Devil May Care - Sebastian Faulks [92]
‘Go home,’ said Bond.
‘How?’
‘I reckon we’re due east of Moscow. Probably seven or eight hundred miles. In view of what’s been going on, it’s too risky to take a train. They won’t expect survivors from the plane, but they’ll be jumpy. We’ll drive. You can navigate. I’m sure your Russian’s up to asking the way.’
‘I’m sure it is,’ said Scarlett, ‘though my accent may be a bit old-fashioned. Pre-revolutionary. I learned from White Russians.’
‘Well, even Communists respect a lady, don’t they? First we need clothes, money and a car. You may need to avert your eyes for the next few hours, Scarlett. Sometimes a secret agent has to do undignified things.’
‘ To tell the truth, James, I don’t mind what you do, so long as I can have something to eat soon. Anything else I see, I shall forget at once.’
‘First, you need shoes,’ he said, as he pulled Ken Mitchell’s wet loafers on to his own feet.
‘Yes. There were no shoes or stockings with the
uniform. The hostesses supply their own. Poppy told me. And – another thing – I have no underwear.’
‘I know,’ said Bond. ‘Let’s see what we can find.’
He held out his hand and pulled the weary girl to her feet.
They walked over the plain until they found a small road and, after half an hour of trudging, a village. At a farmhouse, Scarlett secured them water, bread and something half-way between curd and cheese. The puzzled peasant woman who fed them
couldn’t keep her eyes off Scarlett’s bare feet. She warned them they would need to walk for another half an hour before they came to a road of any size. She gave them more bread and two wrinkled apples from a store.

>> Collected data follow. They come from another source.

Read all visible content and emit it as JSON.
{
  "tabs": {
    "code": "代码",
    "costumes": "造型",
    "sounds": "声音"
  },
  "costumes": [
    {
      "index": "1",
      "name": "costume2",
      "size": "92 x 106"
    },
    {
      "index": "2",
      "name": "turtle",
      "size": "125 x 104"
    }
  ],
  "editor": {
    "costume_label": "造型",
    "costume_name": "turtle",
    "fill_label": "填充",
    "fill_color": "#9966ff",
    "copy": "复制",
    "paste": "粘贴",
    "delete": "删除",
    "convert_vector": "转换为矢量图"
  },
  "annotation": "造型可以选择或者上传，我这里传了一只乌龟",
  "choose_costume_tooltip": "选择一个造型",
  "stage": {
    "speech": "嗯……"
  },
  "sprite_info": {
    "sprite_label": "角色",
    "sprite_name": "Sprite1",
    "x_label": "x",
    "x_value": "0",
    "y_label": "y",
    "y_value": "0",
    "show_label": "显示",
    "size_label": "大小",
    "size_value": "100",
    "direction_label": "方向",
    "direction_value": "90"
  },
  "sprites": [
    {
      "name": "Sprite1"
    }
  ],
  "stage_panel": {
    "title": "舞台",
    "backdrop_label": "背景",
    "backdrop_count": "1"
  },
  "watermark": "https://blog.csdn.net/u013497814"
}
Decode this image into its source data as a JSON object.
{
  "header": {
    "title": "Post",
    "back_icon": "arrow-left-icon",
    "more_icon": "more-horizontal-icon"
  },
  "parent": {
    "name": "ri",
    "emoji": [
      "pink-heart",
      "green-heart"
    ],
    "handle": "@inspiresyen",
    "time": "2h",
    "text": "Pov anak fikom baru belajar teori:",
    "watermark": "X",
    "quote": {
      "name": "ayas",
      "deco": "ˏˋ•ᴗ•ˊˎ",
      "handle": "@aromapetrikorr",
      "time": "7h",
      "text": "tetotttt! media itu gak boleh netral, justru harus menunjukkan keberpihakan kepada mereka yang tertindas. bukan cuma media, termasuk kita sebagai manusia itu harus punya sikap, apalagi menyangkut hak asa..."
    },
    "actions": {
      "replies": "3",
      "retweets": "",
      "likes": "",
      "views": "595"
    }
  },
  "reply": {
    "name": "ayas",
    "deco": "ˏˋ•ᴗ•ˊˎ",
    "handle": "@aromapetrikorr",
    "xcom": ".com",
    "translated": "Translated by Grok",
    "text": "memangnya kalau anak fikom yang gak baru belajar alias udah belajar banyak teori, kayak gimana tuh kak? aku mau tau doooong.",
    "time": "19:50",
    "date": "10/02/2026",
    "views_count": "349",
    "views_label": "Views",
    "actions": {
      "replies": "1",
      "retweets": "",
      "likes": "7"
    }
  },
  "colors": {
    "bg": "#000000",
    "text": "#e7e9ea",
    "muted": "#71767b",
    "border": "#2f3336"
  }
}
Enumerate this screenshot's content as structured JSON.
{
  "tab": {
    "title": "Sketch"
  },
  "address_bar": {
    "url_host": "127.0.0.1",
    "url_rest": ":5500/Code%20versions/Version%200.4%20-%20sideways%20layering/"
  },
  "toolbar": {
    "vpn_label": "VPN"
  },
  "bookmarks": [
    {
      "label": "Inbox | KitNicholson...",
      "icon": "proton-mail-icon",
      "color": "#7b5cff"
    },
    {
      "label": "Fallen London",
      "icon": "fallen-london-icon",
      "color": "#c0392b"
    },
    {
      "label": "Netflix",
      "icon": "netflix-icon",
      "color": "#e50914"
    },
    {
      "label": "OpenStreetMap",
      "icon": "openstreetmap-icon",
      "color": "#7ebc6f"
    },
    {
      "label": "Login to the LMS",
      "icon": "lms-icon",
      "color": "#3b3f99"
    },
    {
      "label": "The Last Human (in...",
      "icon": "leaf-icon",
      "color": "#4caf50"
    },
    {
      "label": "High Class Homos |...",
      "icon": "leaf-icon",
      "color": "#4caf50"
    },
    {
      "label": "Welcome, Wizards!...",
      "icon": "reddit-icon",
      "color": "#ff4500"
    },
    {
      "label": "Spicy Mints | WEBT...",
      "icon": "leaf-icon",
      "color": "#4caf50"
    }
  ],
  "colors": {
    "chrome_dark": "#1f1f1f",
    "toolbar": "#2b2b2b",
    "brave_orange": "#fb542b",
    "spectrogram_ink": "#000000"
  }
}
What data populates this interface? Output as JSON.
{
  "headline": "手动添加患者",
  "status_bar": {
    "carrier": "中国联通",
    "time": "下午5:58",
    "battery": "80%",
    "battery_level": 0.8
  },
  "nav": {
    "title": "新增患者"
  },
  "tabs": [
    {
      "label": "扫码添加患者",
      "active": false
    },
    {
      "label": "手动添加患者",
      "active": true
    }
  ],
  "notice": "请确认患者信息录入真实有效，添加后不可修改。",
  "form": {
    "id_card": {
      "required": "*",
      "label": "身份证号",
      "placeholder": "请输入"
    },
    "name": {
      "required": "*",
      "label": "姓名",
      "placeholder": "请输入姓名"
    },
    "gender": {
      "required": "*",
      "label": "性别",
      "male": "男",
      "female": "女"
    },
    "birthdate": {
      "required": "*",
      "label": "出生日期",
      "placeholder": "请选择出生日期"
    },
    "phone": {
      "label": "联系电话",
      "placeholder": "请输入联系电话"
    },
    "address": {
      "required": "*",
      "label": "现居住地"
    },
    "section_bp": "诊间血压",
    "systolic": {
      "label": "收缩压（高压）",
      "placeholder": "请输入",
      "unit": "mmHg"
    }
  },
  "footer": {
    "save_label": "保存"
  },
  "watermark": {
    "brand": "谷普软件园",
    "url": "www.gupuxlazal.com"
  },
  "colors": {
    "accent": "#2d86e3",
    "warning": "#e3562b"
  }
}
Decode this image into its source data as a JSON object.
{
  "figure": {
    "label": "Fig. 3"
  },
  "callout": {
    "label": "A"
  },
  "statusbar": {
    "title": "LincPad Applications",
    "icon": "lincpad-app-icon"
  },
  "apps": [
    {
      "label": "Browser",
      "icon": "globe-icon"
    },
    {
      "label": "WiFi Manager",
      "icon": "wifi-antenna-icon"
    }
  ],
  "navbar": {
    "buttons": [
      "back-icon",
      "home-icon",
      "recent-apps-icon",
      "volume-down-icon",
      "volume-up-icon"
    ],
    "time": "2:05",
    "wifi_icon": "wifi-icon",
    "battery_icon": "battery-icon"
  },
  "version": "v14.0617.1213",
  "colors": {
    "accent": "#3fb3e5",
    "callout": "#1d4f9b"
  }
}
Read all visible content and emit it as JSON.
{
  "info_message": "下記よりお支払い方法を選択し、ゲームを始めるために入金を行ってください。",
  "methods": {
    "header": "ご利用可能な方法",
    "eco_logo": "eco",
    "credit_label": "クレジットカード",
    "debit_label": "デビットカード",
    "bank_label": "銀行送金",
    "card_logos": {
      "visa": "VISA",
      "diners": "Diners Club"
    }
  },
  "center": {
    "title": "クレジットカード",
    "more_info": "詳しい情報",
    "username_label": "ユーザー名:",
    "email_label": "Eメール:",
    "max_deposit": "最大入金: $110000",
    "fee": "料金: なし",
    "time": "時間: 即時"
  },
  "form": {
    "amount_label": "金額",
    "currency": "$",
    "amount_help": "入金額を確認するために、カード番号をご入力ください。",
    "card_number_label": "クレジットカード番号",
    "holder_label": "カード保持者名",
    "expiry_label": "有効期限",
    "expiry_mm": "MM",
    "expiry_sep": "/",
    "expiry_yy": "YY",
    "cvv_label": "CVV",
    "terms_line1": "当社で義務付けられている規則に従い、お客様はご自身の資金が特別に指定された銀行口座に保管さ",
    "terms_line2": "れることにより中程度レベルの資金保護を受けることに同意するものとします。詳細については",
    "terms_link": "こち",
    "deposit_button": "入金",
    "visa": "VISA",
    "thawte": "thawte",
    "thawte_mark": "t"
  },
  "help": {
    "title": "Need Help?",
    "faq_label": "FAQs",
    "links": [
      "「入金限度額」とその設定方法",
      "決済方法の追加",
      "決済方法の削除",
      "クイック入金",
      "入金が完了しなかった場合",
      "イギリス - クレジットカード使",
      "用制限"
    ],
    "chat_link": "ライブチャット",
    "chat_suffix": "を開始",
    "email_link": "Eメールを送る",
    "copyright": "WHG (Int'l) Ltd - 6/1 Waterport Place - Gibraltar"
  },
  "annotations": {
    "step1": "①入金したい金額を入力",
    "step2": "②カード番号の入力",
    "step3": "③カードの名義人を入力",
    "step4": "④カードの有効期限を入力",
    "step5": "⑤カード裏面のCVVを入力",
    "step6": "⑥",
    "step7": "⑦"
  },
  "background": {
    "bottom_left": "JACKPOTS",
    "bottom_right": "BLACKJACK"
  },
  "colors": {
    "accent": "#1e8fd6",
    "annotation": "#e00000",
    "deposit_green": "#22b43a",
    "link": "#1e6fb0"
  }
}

At the roadside, Scarlett waved down an agricultural lorry. By the time the driver realized there was a male hitch-hiker as well, it was too late and they were on their way west. He took them to a market town and pointed out where they could find a junction with a main east–west road to Kazan, the Tatar capital, then on to Gorky, the industrial city at the centre of the Volga-Vyatka region. From Gorky, he said, it was only five hours by road to Moscow. When the driver had dropped them off, Bond
helped Scarlett to tidy up as best she could. Their
clothes had dried, but the jacket of her BOACtunic was torn, and in any case looked suspicious with its braid and insignia, so they discarded it. Barefoot, in the navy skirt, which they pinned up with a hair grip to make it look short enough to catch the eye of passing drivers, and with her hair tied back as neatly as possible, Scarlett looked like a beautiful but dishevelled schoolmistress, Bond told her – just the sort of woman men would want to stop and help.
More than a dozen vehicles of varying kinds slowed and pulled over for her, but none met Bond’s requirements. From his concealed position behind a fir tree, he shook his head in answer to Scarlett’s interrogative glances.
Bond was beginning to wonder if there were any decent cars in this totalitarian country when at last he heard the sound of a 2.5-litre, 4-cylinder engine and saw a black Volga M21, the ‘Russian Mercedes’, approaching down the avenue of birches. It was the vehicle favoured by the KGB and thus the car most Russians least wanted to see outside their door at night. So much the better, thought Bond, for his purposes.
Scarlett stood in the road, and the car slowed down. A single man was at the wheel, and leaned across to open the door. He was in his fifties,
grey-haired, plump and wearing a suit without a tie. Not KGB, Bond thought, but probably an illegal dealer of some kind. Either that, or a favoured Party functionary.
As Scarlett got into the front, Bond climbed into the back. Scarlett explained to the disgruntled driver that he was her brother and that he was soft in the head, which was why he never spoke.
They drove west towards Kazan for an hour, and when they had reached a desolate stretch of road, far from any habitation, Bond pulled the Luger from his waistband and put it to the driver’s ear.